Making the right choices
In addition to the service industry and child care, Cao says China's IT and engineering fields also need vocational education investment, because skilled technicians in these fields will strengthen China's manufacturing and advanced engineering productivity.
He says the best example is China's automotive industry, where automakers are finding it difficult to staff dealership networks with highly skilled technicians who also have strong professional ethics.
Consequently, customers sometimes need to send their cars back to dealerships for repair several times just to fix a simple fault. As a result many foreign cars such as Jaguar Land Rover are priced three times more in China than in the UK, so that the companies' can recover the costs, he says.

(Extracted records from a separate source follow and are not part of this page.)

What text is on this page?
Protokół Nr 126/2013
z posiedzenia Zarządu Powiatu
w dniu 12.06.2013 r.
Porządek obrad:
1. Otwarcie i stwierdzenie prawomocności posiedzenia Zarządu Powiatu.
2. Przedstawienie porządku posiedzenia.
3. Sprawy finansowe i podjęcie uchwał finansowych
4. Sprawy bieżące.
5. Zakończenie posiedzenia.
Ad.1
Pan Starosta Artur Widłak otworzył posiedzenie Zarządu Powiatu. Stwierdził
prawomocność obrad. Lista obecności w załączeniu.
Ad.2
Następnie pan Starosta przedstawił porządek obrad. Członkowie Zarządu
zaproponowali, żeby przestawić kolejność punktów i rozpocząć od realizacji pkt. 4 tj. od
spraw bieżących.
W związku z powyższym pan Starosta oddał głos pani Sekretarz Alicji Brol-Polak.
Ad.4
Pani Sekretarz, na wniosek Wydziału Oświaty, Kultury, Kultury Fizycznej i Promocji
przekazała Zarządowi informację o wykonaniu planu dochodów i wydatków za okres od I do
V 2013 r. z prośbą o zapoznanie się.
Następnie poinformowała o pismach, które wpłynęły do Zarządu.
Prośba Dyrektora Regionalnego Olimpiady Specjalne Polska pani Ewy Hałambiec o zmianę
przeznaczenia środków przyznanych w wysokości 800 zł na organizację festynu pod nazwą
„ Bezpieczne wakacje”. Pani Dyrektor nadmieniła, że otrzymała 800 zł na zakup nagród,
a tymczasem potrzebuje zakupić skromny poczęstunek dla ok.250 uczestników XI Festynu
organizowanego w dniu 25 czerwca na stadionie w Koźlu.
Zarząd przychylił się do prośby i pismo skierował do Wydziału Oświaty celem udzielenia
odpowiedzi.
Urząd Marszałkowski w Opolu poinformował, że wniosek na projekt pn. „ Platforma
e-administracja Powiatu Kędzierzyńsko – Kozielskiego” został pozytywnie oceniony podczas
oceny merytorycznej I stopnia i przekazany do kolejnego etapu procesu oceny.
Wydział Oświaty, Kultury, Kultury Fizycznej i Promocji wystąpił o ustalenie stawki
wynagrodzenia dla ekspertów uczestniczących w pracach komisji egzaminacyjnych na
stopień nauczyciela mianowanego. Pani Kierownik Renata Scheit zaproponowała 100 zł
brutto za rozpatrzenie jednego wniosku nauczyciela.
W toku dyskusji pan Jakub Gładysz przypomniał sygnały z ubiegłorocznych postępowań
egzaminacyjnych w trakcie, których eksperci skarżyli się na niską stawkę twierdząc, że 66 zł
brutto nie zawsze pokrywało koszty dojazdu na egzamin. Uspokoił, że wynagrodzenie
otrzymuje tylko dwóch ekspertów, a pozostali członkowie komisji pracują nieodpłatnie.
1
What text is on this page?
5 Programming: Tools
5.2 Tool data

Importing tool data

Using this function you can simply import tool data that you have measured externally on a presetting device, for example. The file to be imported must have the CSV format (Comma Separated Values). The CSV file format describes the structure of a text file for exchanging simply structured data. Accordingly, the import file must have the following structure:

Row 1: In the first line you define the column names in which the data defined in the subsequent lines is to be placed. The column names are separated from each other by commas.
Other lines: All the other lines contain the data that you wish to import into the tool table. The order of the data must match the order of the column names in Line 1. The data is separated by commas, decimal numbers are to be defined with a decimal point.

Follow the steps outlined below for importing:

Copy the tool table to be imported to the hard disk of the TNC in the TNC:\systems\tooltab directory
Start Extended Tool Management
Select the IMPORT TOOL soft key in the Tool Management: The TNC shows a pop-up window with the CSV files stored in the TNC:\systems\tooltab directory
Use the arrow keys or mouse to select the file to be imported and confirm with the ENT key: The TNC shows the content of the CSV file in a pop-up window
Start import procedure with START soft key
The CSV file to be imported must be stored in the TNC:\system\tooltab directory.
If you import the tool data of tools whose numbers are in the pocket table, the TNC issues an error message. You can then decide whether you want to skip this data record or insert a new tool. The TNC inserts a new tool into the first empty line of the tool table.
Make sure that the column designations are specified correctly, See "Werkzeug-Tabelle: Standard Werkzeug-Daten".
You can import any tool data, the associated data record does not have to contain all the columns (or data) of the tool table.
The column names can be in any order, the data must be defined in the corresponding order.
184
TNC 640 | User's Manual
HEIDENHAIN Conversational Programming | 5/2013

"In a good UK auto dealership, technicians would mostly fix small problems in just one attempt. In very rare situations, they would need two attempts, and almost never three," Cao says.
"But in China, it is common for customers to return the cars to dealerships three or four, or even five times, just to fix the same issue. So training skilled technicians can greatly save costs," he says.
Warwickshire College expanded into mainland in 2012, with the launch of a vocational college in Qingzhou city, Shandong province, in partnership with the Chinese vocational education provider Weifang Engineering Vocational College and Beijing Guozheng International Education Investment Co Ltd.
Known as the China-UK National Skills College, the college aims to provide British style vocational education, which places emphasis on hands-on experience and entrepreneurship, Cao says.
This September, the China-UK National Skills College will see its first intake of students, with its first courses focusing on early childhood education.